Poison frogs have an internal homing device

Andrius Pašukonis

Poison frogs have an internal homing device

Drop a poison frog anywhere in its home range, and it can find the shortest way back to where it lives, according to a new study. This type of navigational ability is not common in amphibians, which are usually relatively sedentary. Poison frogs from the Amazon rainforest live among leaf litter on the forest floor, where they lay their eggs. Because tadpoles need water for development, parent frogs carry tadpoles on their backs to water-filled nurseries. The brilliant-thighed poison frog (Allobates femoralis, pictured) uses small puddles and pools on the ground. Males defend small territories about 15 m in diameter but have home ranges as large as 600 m in diameter. The researchers fitted the amphibians with tracking devices and dropped them more than 100 m from their homes.

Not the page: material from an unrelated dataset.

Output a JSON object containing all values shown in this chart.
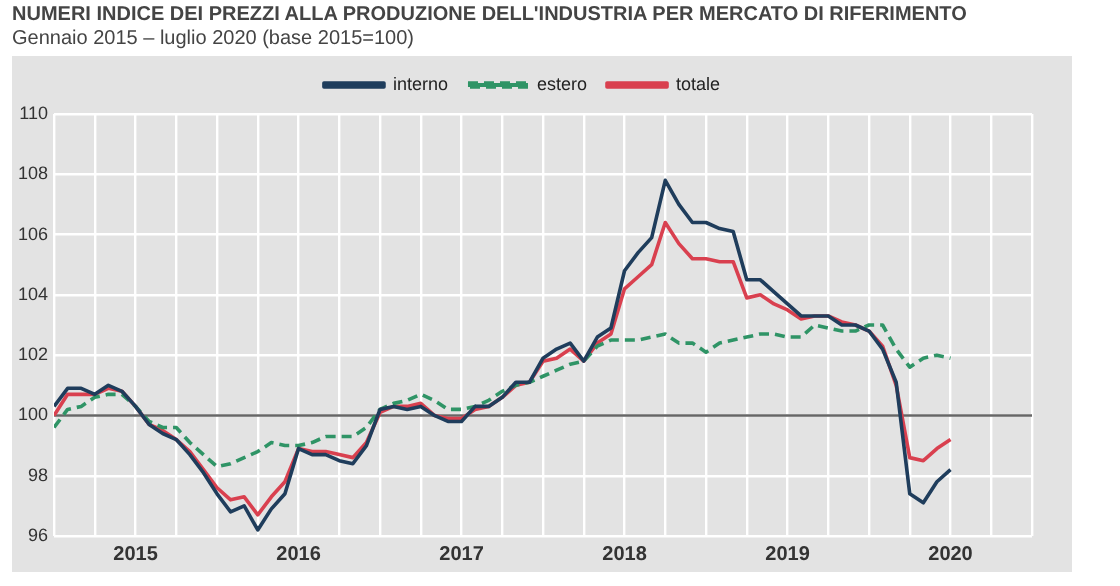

Frogs taken to a foreign territory appeared disoriented, but frogs dropped within their own home range made their way straight home using the most direct route, the team reports online today in Biology Letters. The animals spent no time learning landmarks along the way; they oriented themselves right at the start and took the shortest route. Water nurseries for tadpoles are temporary and widely spaced, which means parent frogs need an excellent map of their territories in order to drop off their offspring in the best ones, increasing their reproductive success. The journey away from home is also fraught with dangers, so a mental map is a huge advantage.